Hi, the author here. Thanks for posting this! The Python behind the scenes series covers how different aspects of Python are implemented in the CPython interpreter. This time we'll ask and answer the following question: How is Python able to support arbitrary large integers? More specifically, we'll learn:
* How CPython represents arbitrary-precision integers.
* How CPython implements arbitrary-precision arithmetic, such as addition and multiplication.
* How CPython's implementation of arbitrary-precision arithmetic compares to other implementations.
Micropython does much more efficient tagged integers (making unaligned pointers represent the small integers, once out of range can be replaced with an aligned pointer to a bigint).
I think the only reason not to have that is maintaining c-python compatibility, but it would have been nice if they could have moved to it for the 3.0 break.
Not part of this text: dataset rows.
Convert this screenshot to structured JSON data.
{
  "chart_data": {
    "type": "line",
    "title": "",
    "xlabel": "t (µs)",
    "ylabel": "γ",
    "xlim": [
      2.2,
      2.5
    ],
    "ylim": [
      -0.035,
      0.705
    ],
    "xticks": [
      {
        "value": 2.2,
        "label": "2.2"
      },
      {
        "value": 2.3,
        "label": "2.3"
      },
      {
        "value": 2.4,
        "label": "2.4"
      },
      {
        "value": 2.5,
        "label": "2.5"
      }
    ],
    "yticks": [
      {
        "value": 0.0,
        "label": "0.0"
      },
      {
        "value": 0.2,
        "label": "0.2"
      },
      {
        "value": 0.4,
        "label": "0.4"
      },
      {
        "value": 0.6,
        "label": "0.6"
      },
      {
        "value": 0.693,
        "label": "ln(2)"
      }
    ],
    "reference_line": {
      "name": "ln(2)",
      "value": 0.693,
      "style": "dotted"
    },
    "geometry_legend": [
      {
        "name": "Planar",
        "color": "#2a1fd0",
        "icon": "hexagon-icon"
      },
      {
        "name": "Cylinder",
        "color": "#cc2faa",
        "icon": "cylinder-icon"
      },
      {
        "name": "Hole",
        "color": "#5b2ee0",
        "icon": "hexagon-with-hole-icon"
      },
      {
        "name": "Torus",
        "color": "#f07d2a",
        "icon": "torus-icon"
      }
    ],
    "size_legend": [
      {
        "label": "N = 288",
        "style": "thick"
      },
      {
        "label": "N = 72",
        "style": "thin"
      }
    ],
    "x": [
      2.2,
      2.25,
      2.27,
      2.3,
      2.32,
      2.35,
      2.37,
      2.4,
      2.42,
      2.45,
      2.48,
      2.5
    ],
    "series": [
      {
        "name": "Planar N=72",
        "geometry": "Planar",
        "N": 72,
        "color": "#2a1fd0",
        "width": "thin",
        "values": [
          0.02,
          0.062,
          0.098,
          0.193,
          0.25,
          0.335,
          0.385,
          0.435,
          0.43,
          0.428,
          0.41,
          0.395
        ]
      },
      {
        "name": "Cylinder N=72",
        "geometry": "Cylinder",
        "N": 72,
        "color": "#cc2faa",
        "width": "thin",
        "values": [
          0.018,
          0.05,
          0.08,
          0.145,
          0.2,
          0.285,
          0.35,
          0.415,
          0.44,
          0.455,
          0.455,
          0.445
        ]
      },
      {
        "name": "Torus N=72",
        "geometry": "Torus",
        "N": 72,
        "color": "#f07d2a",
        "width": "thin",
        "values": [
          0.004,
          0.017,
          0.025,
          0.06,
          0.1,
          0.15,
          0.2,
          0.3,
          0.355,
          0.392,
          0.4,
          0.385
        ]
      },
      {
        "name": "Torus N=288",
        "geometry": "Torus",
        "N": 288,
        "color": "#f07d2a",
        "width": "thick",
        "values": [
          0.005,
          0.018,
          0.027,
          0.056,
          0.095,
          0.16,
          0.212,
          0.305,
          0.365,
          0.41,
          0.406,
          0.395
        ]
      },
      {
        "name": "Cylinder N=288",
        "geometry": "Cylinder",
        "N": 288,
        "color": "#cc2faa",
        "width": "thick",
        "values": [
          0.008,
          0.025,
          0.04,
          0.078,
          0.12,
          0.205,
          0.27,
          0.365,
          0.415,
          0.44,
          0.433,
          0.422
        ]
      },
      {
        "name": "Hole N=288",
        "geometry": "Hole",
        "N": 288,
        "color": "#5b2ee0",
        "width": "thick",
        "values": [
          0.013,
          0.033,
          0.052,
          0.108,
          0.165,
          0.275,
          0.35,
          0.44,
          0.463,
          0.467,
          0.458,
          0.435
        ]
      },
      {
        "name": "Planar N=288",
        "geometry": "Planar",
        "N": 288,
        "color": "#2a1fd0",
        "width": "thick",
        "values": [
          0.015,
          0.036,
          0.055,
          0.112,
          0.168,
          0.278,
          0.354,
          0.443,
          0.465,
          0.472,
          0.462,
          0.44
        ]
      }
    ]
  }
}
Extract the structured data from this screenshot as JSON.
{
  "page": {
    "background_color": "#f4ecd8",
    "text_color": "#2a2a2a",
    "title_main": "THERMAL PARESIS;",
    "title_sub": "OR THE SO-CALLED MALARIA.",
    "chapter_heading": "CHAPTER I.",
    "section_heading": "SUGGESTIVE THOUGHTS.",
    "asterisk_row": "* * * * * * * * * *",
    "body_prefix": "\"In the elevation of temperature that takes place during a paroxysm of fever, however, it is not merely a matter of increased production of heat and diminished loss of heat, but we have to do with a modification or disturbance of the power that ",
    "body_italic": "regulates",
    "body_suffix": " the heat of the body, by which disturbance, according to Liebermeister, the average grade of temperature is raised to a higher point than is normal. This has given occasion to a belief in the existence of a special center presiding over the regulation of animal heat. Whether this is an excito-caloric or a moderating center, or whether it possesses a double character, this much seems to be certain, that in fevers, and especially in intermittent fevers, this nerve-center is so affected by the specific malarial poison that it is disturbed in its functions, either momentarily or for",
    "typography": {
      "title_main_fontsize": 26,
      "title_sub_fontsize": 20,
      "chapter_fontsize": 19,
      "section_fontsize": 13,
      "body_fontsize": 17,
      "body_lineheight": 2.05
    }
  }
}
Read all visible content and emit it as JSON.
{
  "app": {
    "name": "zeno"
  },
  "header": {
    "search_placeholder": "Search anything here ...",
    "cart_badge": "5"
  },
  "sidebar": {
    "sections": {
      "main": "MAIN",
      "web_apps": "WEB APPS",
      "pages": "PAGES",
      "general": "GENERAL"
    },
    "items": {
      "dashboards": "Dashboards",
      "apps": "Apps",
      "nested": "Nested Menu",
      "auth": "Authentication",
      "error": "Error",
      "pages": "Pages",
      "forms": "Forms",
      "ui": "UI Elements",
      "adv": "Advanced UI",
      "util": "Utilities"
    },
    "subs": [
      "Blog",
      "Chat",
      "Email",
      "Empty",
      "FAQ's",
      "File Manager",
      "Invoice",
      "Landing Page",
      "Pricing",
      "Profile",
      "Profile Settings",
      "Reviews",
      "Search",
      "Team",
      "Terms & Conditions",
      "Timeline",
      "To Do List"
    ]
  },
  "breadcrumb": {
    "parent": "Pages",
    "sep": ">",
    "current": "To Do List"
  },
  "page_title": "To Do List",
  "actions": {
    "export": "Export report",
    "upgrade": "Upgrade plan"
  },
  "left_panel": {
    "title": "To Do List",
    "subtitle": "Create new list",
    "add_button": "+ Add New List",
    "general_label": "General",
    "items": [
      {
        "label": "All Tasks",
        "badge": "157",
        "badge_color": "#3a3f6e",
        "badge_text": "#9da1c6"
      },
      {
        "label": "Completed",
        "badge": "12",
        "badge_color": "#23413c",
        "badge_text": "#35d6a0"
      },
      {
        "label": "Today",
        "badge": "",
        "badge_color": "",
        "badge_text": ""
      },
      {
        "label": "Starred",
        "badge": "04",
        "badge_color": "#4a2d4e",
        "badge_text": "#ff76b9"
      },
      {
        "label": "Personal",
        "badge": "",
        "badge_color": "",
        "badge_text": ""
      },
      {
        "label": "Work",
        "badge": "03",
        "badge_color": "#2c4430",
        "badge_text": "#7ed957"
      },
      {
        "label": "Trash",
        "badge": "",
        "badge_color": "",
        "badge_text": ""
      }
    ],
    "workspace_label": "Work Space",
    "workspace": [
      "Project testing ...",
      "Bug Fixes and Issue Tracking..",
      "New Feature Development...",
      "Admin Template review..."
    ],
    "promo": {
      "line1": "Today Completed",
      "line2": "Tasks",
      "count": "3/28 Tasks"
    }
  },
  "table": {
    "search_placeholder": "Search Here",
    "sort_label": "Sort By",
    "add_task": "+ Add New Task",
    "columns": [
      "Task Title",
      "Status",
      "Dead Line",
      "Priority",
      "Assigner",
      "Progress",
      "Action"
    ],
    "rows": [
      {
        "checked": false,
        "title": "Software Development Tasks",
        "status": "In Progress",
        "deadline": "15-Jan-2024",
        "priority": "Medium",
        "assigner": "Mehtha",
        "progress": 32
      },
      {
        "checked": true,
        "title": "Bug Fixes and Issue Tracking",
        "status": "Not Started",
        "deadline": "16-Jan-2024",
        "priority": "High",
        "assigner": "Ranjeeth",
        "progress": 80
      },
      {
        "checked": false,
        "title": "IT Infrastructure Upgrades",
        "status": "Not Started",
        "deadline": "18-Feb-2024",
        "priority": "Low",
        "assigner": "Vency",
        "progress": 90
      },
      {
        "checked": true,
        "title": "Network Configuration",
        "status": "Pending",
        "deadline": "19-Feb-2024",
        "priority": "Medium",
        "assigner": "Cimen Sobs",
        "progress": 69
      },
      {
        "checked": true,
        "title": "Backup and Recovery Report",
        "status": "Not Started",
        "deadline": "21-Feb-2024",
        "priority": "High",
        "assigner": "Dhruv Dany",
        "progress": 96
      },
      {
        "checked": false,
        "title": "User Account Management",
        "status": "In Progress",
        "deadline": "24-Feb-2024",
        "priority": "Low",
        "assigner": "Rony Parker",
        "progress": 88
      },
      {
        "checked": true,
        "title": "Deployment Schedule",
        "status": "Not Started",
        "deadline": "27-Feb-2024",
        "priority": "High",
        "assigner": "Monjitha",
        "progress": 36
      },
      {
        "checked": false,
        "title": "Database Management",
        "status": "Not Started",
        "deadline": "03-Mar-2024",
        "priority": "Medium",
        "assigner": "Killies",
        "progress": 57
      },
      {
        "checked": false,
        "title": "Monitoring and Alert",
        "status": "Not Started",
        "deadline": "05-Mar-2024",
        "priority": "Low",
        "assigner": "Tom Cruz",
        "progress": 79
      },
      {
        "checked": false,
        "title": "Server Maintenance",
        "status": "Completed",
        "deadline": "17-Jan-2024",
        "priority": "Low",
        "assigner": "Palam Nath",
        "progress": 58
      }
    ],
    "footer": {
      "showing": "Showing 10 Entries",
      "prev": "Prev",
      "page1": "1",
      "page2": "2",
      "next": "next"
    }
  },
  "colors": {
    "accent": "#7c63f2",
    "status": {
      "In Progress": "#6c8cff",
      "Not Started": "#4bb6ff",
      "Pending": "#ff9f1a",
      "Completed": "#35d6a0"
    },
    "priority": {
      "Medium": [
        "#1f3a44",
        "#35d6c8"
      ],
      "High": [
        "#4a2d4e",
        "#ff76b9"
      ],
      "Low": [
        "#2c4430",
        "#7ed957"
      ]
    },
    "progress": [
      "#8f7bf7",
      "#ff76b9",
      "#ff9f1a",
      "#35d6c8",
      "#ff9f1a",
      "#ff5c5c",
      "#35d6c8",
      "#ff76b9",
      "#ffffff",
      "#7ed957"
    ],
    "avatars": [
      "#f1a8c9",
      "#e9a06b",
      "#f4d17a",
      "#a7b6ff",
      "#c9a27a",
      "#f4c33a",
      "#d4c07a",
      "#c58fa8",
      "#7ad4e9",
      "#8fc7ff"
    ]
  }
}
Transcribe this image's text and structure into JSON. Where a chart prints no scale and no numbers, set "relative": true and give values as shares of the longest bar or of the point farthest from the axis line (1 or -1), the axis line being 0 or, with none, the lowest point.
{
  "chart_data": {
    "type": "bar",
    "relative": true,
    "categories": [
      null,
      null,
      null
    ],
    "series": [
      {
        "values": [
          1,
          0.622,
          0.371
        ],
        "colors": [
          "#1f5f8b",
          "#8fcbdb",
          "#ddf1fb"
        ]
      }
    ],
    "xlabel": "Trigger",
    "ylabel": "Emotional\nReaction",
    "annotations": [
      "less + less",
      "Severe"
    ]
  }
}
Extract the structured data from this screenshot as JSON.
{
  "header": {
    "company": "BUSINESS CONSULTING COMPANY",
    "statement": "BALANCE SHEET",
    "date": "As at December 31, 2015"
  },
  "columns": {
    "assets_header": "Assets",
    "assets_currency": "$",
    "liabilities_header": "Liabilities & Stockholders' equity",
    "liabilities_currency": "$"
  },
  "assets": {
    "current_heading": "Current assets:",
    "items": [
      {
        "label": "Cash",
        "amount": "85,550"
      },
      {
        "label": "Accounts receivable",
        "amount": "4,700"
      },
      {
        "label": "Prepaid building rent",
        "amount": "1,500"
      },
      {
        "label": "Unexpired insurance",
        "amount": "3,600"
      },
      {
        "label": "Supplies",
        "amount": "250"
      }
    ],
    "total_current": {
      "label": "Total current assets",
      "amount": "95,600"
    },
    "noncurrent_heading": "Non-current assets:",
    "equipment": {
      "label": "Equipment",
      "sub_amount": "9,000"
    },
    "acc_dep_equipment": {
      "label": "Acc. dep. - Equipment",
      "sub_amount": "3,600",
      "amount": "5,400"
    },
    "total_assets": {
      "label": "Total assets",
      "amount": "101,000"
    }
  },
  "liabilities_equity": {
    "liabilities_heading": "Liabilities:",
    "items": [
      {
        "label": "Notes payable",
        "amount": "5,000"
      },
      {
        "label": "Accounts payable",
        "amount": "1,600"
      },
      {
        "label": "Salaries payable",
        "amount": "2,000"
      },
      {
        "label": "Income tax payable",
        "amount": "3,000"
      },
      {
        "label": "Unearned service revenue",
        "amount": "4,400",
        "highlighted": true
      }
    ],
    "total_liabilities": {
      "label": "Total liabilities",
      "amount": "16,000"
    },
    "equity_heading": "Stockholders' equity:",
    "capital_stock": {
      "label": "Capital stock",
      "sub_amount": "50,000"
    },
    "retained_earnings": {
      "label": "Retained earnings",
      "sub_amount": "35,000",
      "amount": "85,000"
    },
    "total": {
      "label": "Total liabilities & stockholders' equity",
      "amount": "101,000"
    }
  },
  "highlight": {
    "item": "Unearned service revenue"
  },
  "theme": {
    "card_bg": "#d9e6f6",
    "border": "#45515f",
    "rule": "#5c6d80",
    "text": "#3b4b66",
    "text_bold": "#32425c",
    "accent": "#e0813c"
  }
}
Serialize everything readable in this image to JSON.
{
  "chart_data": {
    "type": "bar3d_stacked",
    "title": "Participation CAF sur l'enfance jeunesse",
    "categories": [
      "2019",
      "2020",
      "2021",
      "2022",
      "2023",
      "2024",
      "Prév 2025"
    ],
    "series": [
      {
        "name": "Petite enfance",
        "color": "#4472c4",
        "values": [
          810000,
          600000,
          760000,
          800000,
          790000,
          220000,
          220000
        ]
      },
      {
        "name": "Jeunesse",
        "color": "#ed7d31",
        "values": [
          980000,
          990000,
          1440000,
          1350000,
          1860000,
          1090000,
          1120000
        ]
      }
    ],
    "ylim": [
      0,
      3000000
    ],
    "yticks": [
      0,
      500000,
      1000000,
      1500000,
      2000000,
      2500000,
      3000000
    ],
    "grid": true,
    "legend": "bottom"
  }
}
IMO, that excuse doesn't hold water on 64 bit machines. On 64 bit machines, not using tagged pointers (using the CPU for fast arithmetic on word sized integers) and instead using the slow branchy sign-magnitude representation that cPython uses for integers is unconscionable, in terms of both performance and memory usage.
this is a post from 16 years ago, and there might be someone who comes around with a solution that resolves his concerns (granted, I feel like it would be hard to come up with a great solution in a language like C, having some ubiquitous unwrapping mechanism + better type checking would make this doable though....)
It might still be possible to change, by changing the macros that unwrap integers to support tagged integers, then waiting a decade or two before actually starting to use tagged integers. Things that hadn't been recompiled in a decade or two, but were for some reason running the latest interpreter would break. Presumably the number of breakages would be negligible.
They bring up gmp which i'm surprised to never see discussed here. Underpins so many tech stacks (+ gcc relies on it) and is basically always involved in the cryptography piece of those given how many rely on huge numbers.
interesting to notice the text in the "comparisons to other implementations"
"How fast is CPython's implementation of bignums compared to other implementations? ... One important thing to know about these results is that the fastest programs use bignums provided by the GMP library and not the bignums provided by the language. If we exclude the programs that use GMP bindings, we get the following results... "
I assumed the readers would follow the link to see the original results. GMP is undoubtedly the state-of-the-art of arbitrary-precision arithmetic. The point of this table was to compare bignum implementations provided by different languages, so programs that use GMP bindings are excluded. Probably it would make sense to include the best result that uses GMP, but I think GHC is quite representative of GMP's performance.
Amazing that Wilfred Hughes and yourself took such a straightforward approach instead-of complaining that a lot of the programs used GMP. (Take that as praise.)